Close-up of Gary Foley speaking in front of two microphones.

Source: University of Melbourne Archives, UMA/I/603

Gary Foley is of Gumbainggir descent. He grew up in Nambucca Heads, on the New South Wales mid-north coast, and moved to Sydney in 1967. He became active in Indigenous politics shortly afterwards, working in the Federal Council for the Advancement of Aborigines and Torres Strait Islanders (FCAATSI) head office in Sydney and taking part in the protests against the South African Springbok rugby tours.

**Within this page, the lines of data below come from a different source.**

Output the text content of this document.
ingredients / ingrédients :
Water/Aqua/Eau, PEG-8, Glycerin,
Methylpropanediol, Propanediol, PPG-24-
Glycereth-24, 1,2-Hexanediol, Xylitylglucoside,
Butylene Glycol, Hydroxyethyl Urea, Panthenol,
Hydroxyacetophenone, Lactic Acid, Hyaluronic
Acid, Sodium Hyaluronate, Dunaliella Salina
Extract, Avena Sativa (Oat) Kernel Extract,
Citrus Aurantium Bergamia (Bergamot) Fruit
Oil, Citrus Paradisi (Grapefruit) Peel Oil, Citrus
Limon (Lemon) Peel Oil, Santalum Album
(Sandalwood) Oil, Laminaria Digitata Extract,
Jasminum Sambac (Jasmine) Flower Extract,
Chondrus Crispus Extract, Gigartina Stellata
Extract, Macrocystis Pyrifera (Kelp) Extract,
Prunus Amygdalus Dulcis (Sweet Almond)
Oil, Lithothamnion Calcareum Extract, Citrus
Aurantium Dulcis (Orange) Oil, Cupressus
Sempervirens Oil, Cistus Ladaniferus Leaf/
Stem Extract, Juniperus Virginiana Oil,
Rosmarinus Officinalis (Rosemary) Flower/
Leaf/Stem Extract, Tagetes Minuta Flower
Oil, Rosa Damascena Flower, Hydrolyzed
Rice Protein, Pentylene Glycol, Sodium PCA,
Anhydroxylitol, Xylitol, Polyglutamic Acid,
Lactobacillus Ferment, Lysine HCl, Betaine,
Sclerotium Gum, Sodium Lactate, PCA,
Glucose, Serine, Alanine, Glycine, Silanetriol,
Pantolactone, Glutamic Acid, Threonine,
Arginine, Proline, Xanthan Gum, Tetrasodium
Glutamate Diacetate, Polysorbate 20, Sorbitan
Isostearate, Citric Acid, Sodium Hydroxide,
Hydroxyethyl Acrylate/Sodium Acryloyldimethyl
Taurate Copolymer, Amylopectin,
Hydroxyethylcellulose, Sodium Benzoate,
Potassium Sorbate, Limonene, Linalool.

In the following years, Foley aligned himself with a group of radical Indigenous activists who utilised some of the style and language of the Black Power movement in America. This group, actively committed to working for change within their urban Aboriginal communities, were impatient with the slow pace of change and favoured a more militant approach to social change. The group initiated a campaign to counter the problem of police harassment in Redfern. This led directly to the formation of the Aboriginal Legal Service and the Aboriginal Medical Service in Redfern in 1970 and 1971 respectively. Foley was also active in the Aboriginal Embassy in 1972 and with the National Black Theatre in Redfern. It was here that he began his acting career by performing in 'Basically Black', the first Indigenous stage production.

In the last thirty years, Gary Foley has worked as an actor, academic and curator. He has served on the Aboriginal Arts Board, has been a consultant to the Royal Commission into Black Deaths in Custody and on the executive of the National Coalition of Aboriginal Organisations. He continues to speak out on matters which concern Indigenous Australians.